Les parlementaires de la Chambre des représentants du Royaume du Maroc, de la Mauritanie, de l’Assemblée nationale du Sénégal et de l’Assemblée nationale du Cap Vert sont toutes d’accord sur l’importance de la sensibilisation sur ce phénomène. Selon elles, il touche en plus grande mesure le continent africain à cause de la croissance démographique constante et de la situation actuelle de pauvreté.

La représentante marocaine, Hasha Abouzahid, a insisté sur le besoin de donner des réponses communes pour réagir face au changement climatique, en réorientant les programmes d’action par le biais du dialogue et du consensus entre toutes les puissances mondiales.

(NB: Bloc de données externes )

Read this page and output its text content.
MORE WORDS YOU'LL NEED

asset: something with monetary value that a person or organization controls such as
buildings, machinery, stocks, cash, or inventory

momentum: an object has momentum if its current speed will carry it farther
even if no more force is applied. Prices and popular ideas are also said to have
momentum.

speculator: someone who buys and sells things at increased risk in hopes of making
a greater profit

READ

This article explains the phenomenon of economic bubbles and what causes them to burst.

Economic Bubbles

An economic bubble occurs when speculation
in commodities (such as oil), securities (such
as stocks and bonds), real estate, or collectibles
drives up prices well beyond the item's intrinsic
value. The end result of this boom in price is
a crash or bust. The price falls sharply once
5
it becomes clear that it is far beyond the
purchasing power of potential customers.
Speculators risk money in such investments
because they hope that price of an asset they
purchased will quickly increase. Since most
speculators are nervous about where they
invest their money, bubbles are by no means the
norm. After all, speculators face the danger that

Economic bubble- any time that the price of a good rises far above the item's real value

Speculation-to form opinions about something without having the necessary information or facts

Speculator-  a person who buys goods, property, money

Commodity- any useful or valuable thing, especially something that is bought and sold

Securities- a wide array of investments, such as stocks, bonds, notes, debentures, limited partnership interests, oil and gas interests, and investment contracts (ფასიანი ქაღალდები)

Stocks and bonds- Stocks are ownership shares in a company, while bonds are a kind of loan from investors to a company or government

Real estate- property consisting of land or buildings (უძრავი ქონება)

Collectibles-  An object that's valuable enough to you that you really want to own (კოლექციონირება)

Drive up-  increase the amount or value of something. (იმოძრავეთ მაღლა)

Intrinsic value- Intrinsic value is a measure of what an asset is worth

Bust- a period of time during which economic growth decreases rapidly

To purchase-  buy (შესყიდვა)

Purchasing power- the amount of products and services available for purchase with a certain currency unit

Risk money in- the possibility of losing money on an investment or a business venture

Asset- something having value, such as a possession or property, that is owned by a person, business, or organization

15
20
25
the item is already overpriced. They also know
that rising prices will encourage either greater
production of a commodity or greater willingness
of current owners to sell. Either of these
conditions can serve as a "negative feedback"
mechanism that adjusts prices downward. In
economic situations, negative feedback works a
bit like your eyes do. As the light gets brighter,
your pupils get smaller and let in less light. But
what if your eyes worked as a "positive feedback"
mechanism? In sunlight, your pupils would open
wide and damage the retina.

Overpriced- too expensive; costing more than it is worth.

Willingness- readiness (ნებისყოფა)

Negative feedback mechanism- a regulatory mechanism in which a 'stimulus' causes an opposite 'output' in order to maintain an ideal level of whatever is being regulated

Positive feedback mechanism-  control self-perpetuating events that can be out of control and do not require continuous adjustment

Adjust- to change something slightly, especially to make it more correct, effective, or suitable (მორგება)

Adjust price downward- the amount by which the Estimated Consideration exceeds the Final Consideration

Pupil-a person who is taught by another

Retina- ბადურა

Elle mise sur le renforcement de la capacité de décision des femmes sur cette matière pour qu’elle puissent avoir un plus grand contrôle sur leurs conditions financières, politiques et sociales.

Les parlementaires des différents pays ont expliqué comment leurs chambres des représentants œuvrent quotidiennement pour examiner et suivre les politiques gouvernementales afin qu’elles soient respectueuses de l’environnement.

Changement climatique

Las parlementaires ont aussi fait allusion à la XXIème Conférence sur le changement climatique qui s’est tenue à Paris à la fin de l’année 2015, qui est parvenue à un accord universel sur les méthodes pour réduire les émissions à effet de serre progressivement jusqu’en 2050. Malgré l’engagement des pays participants, les représentantes africaines ont signalé qu’il reste encore de nombreuses puissances qui doivent ratifier l’accord et montrer leur ferme engagement de modifier leurs politiques économiques pour qu’elles soient respectueuses de l’environnement et qu’elles ne favorisent pas les inégalités sociales.

Le directeur de Casa África, Luis Padrón, a signalé que son institution travaille chaque jour pour renforcer les liens entre notre pays et le continent africain et que Casa África “porte dans les gènes un perspective de genre dans toutes ses activités et approches”. Il a rappelé que l’institution a été le siège permanent, de 2007 à 2012, du Réseau de Femmes Africaines et Espagnoles, qui sert de plate-forme dans la lutte en faveur de l’égalité et des droits des femmes en Afrique.